Sa, 18. Oktober 2014

Apparatus

mit Natascha Sadr Haghighian und John Tresch

A Matter Theater | © Sholem Krishtalka, 2014

A Matter Theater | © Sholem Krishtalka, 2014

Natascha Sadr Haghighian (Forscherin, Berlin) und John Tresch (Department of History and Sociology of Science, University of Pennsylvania, Philadelphia)

Ein Apparat ist ein Dispositif, eine Art Rahmen, um über das Sammelsurium von Praktiken im Zwischenraum von Technik, Technologie und Wahrnehmung nachzudenken.

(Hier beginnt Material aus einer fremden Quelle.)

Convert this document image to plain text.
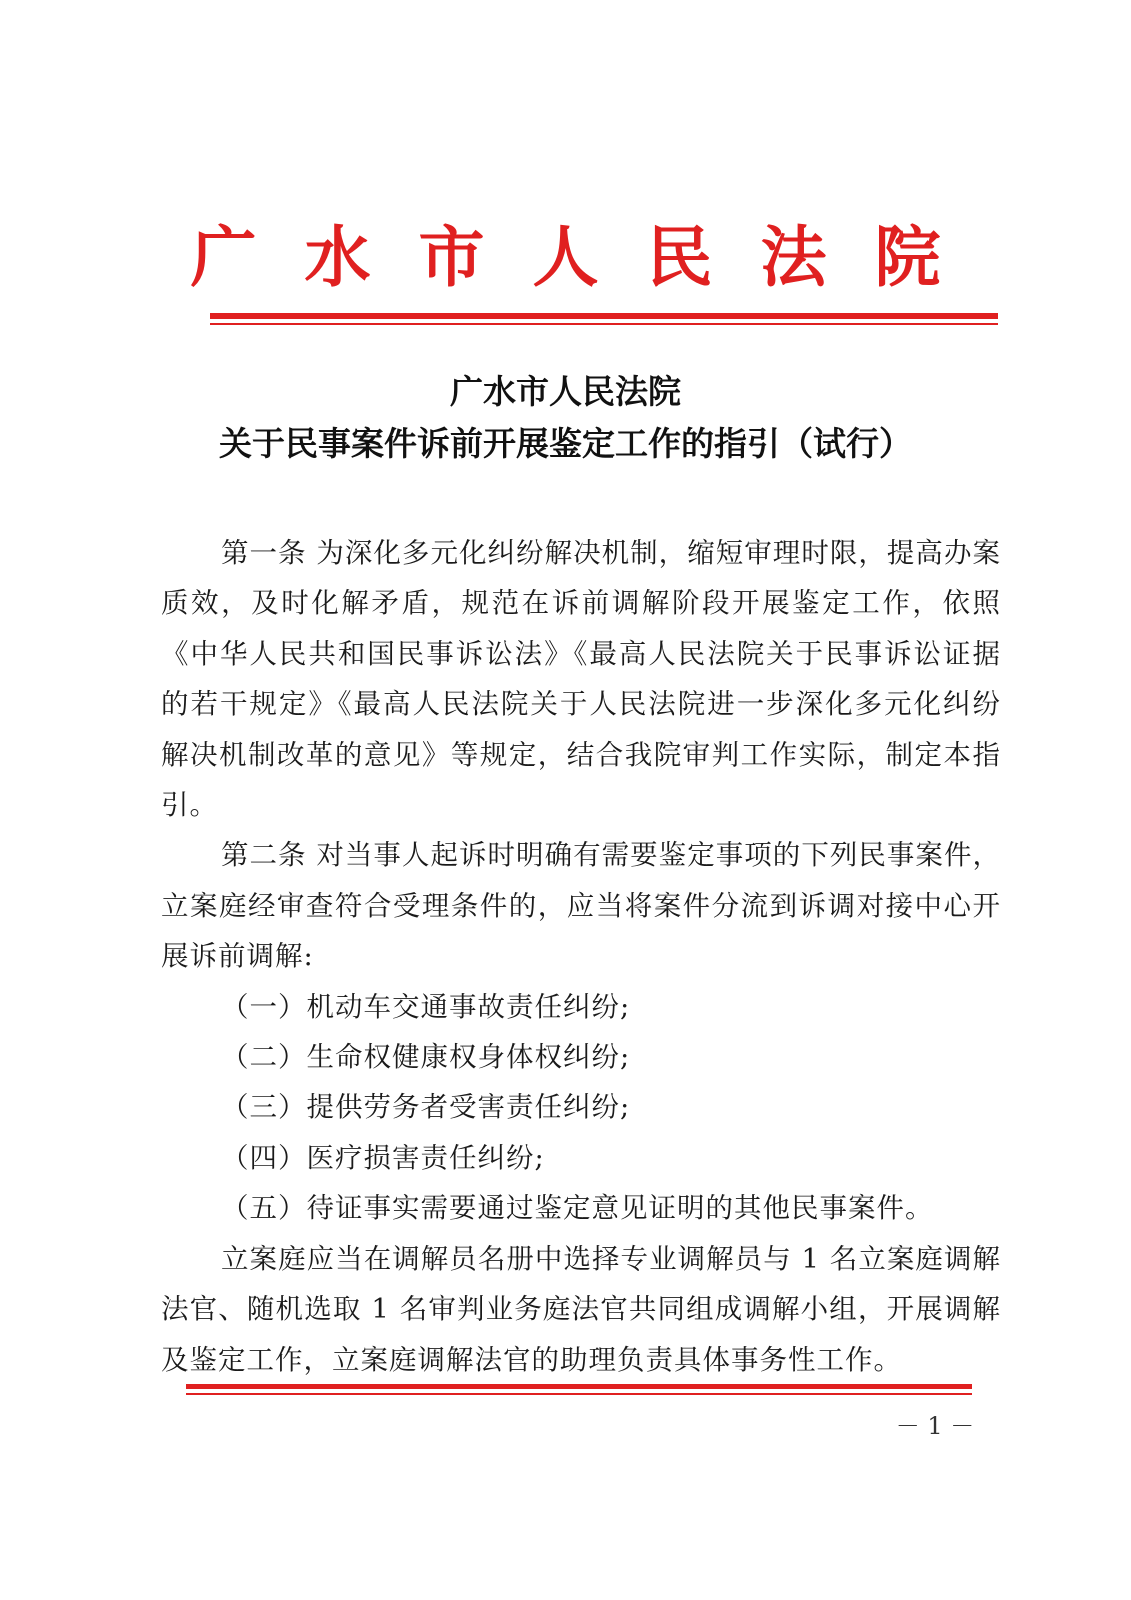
广水市人民法院
广水市人民法院
关于民事案件诉前开展鉴定工作的指引（试行）

第一条 为深化多元化纠纷解决机制，缩短审理时限，提高办案质效，及时化解矛盾，规范在诉前调解阶段开展鉴定工作，依照《中华人民共和国民事诉讼法》《最高人民法院关于民事诉讼证据的若干规定》《最高人民法院关于人民法院进一步深化多元化纠纷解决机制改革的意见》等规定，结合我院审判工作实际，制定本指引。

第二条 对当事人起诉时明确有需要鉴定事项的下列民事案件，立案庭经审查符合受理条件的，应当将案件分流到诉调对接中心开展诉前调解:

（一）机动车交通事故责任纠纷;

（二）生命权健康权身体权纠纷;

（三）提供劳务者受害责任纠纷;

（四）医疗损害责任纠纷;

（五）待证事实需要通过鉴定意见证明的其他民事案件。

立案庭应当在调解员名册中选择专业调解员与 1 名立案庭调解法官、随机选取 1 名审判业务庭法官共同组成调解小组，开展调解及鉴定工作，立案庭调解法官的助理负责具体事务性工作。

－ 1 －
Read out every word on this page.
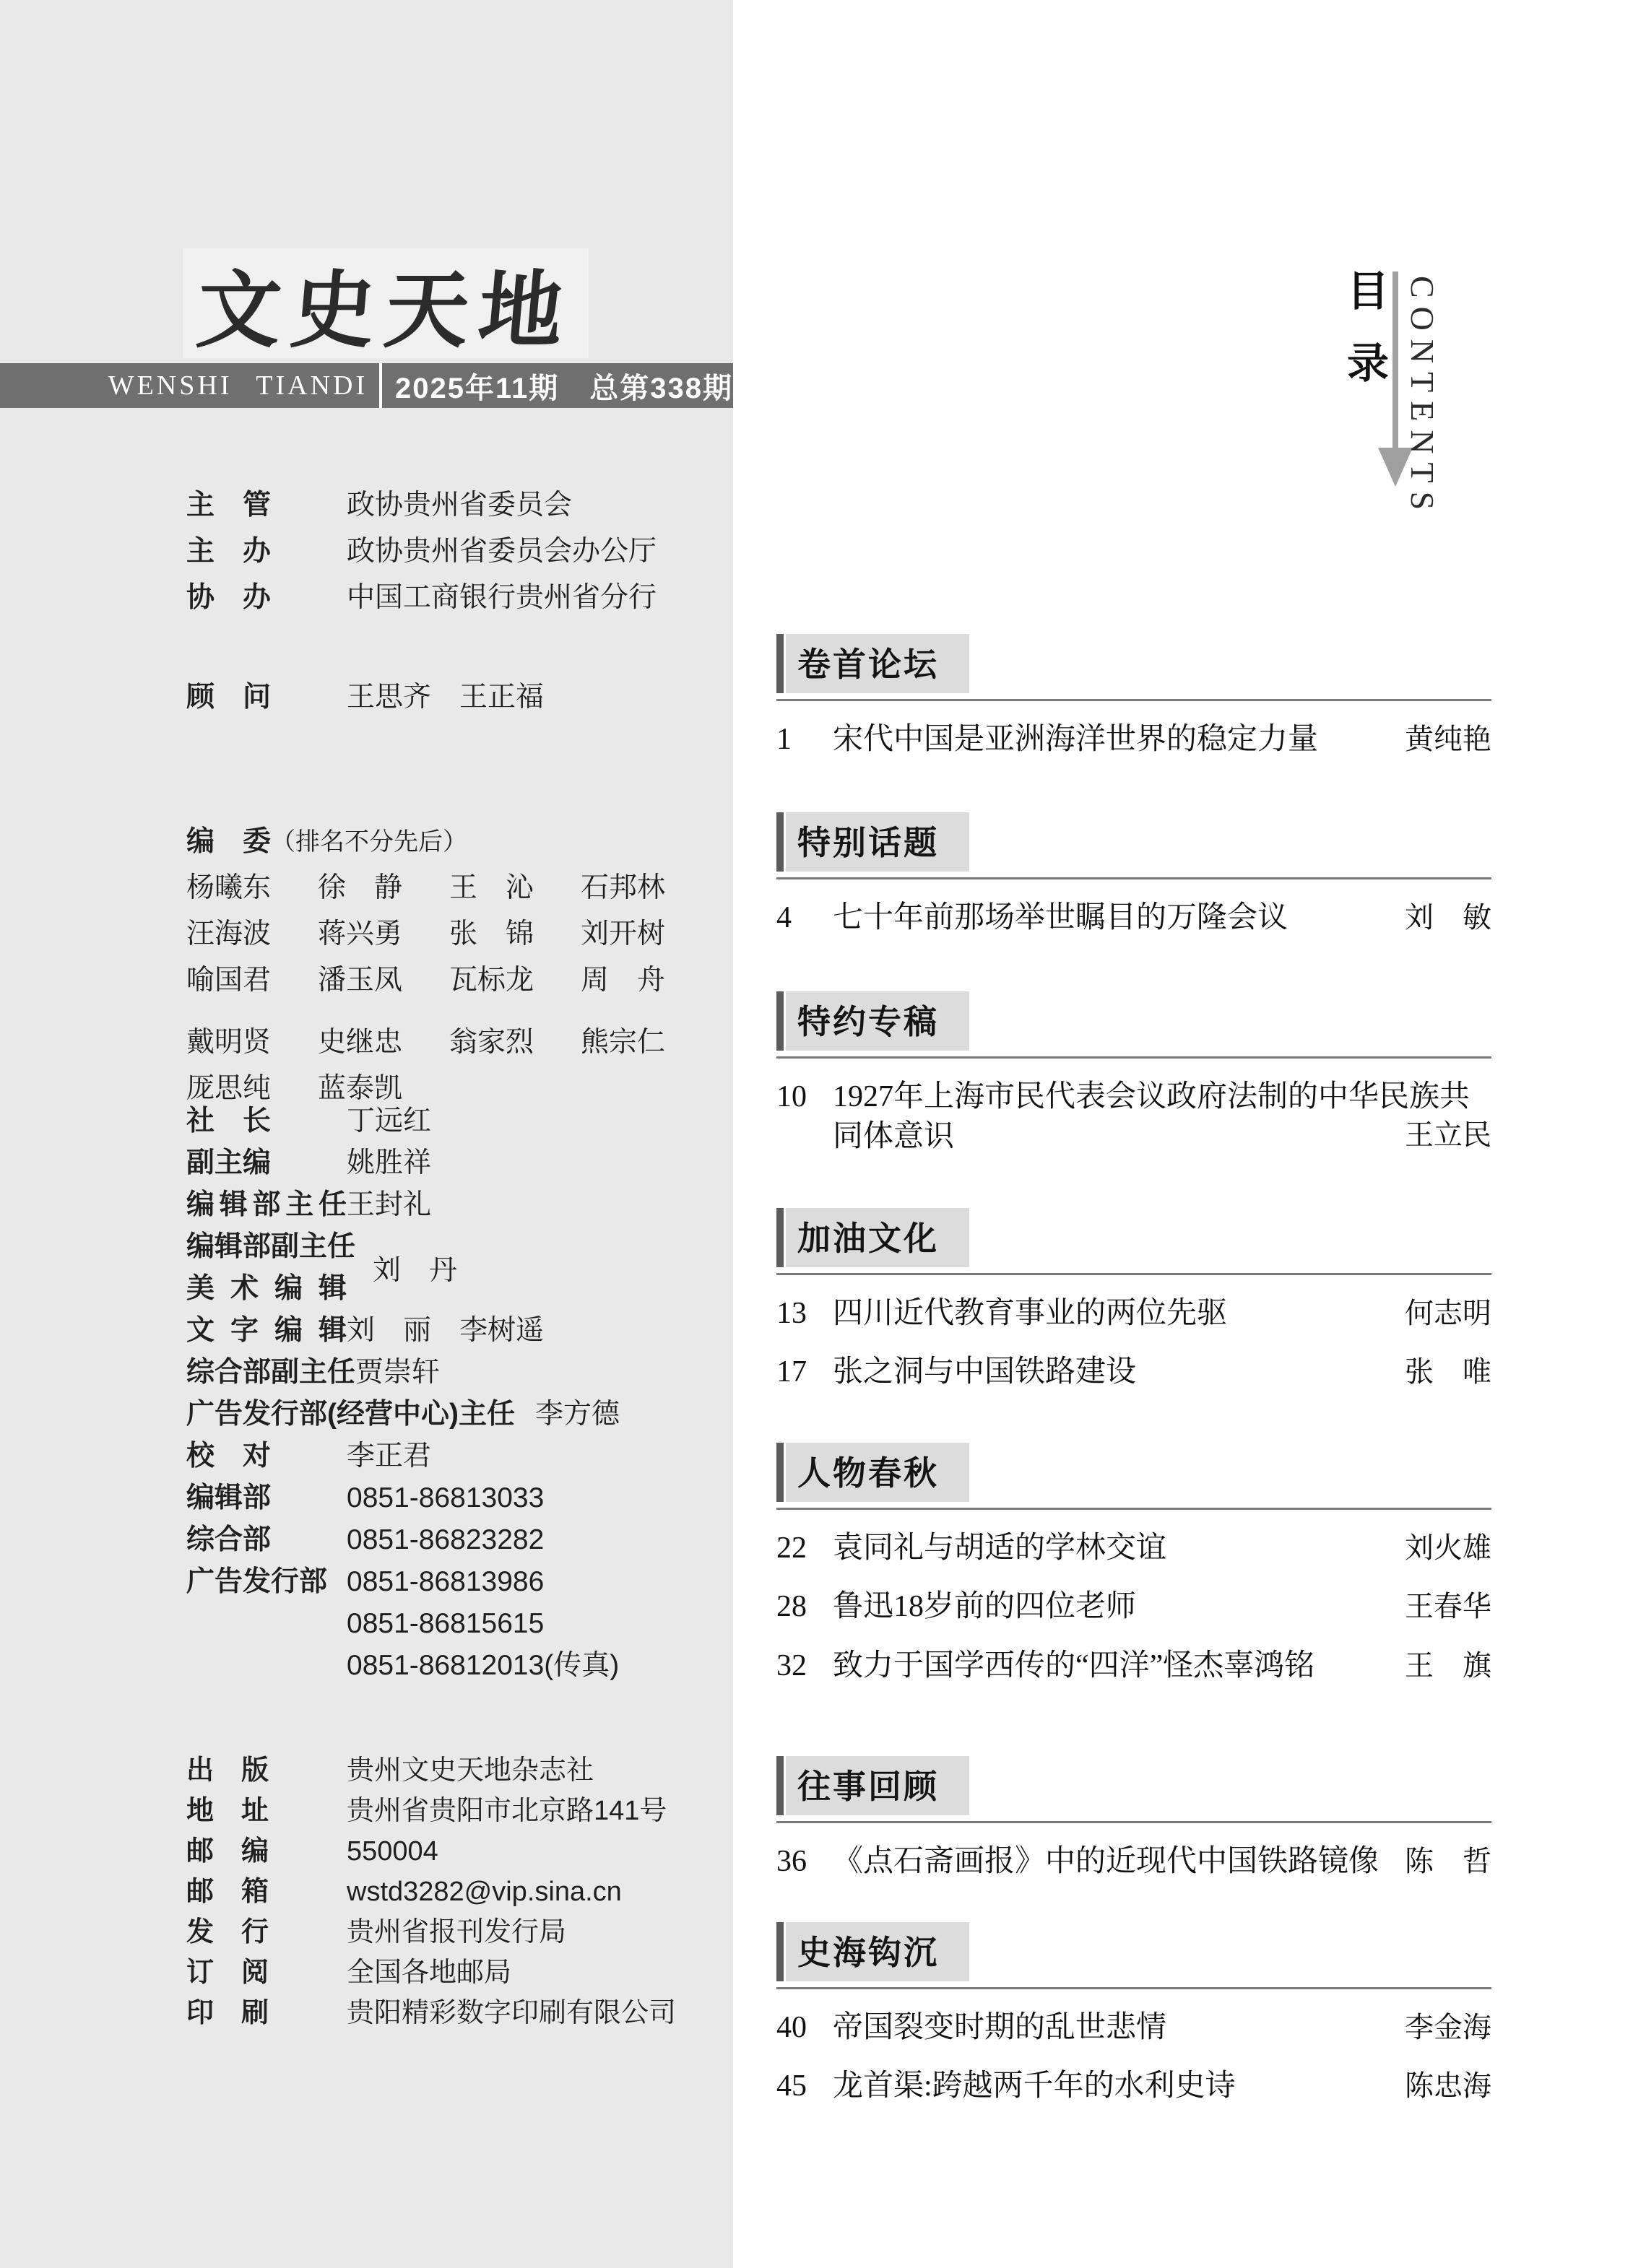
文史天地
WENSHI TIANDI 2025年11期　总第338期
主　管	政协贵州省委员会
主　办	政协贵州省委员会办公厅
协　办	中国工商银行贵州省分行
顾　问	王思齐　王正福
编　委 （排名不分先后）
杨曦东	徐　静	王　沁	石邦林
汪海波	蒋兴勇	张　锦	刘开树
喻国君	潘玉凤	瓦标龙	周　舟
戴明贤	史继忠	翁家烈	熊宗仁
厐思纯	蓝泰凯
社　长	丁远红
副主编	姚胜祥
编辑部主任 王封礼
编辑部副主任
美术编辑
刘　丹
文字编辑 刘　丽　李树遥
综合部副主任 贾崇轩
广告发行部(经营中心)主任 李方德
校　对	李正君
编辑部	0851-86813033
综合部	0851-86823282
广告发行部 0851-86813986
0851-86815615
0851-86812013(传真)
出　版	贵州文史天地杂志社
地　址	贵州省贵阳市北京路141号
邮　编	550004
邮　箱	wstd3282@vip.sina.cn
发　行	贵州省报刊发行局
订　阅	全国各地邮局
印　刷	贵阳精彩数字印刷有限公司
目录 CONTENTS
卷首论坛
1	宋代中国是亚洲海洋世界的稳定力量	黄纯艳
特别话题
4	七十年前那场举世瞩目的万隆会议	刘　敏
特约专稿
10 1927年上海市民代表会议政府法制的中华民族共同体意识	王立民
加油文化
13 四川近代教育事业的两位先驱	何志明
17 张之洞与中国铁路建设	张　唯
人物春秋
22 袁同礼与胡适的学林交谊	刘火雄
28 鲁迅18岁前的四位老师	王春华
32 致力于国学西传的“四洋”怪杰辜鸿铭	王　旗
往事回顾
36 《点石斋画报》中的近现代中国铁路镜像 陈　哲
史海钩沉
40 帝国裂变时期的乱世悲情	李金海
45 龙首渠:跨越两千年的水利史诗	陈忠海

Als solches kann ein Apparat als Kosmogramm verstanden werden, als materielle Inschrift der Welt, die einen spezifischen Sinn von Ordnung, Bestimmung und Bedeutung transportiert. Im Fall des Anthropozäns erweist sich das Thermometer als besonders beständiges »Instrument«, um eine konkrete Bewertung des Klimawandels anschaulich zu machen. Dieses Instrument spricht durch eine Reihe von Wirkkräften: In all seinen Bestandteilen eröffnet es soziokulturell vermittelte Arten des Sehens und Fühlens, wissenschaftliche Fakten-Fiktionen und die techno-spirituelle Beeinflussung des Beobachters. Quecksilber – als ursprünglicher und historischer Trägerstoff des Thermometers – bildet einen der Fokusse der Untersuchung in dieser Practice. In Form des Thermometers misst Quecksilber den dynamischen Zustand von Körpern und gibt damit auch der feinen Unterscheidung zwischen Temperatur und Temperament Kontur. Als (chemisches) Element trägt Quecksilber die Operationen vieler Dispositive in unserer Sammlung technischer Weltbilder in sich: das Hg im Periodensystem, Gift, Substanz – unabdingbar für die Alchimisten der Vergangenheit – ein Katalysator, immer im Schwebezustand, ohne Gestalt oder Form, behaftet mit einer ganzen Geschichte der Mittel und Methoden, um das Quecksilber zu beschreiben, einzufangen, zu zähmen, nutzbar zu machen, eine Transformation in Gang zu setzen. Wenn der metaphorische Befund unseres Planeten »Fieber« lautet, welcher Praktiken bedarf es dann, um den Klimawandel in seiner Totalität anzusprechen, ohne im Repräsentativen zu verharren?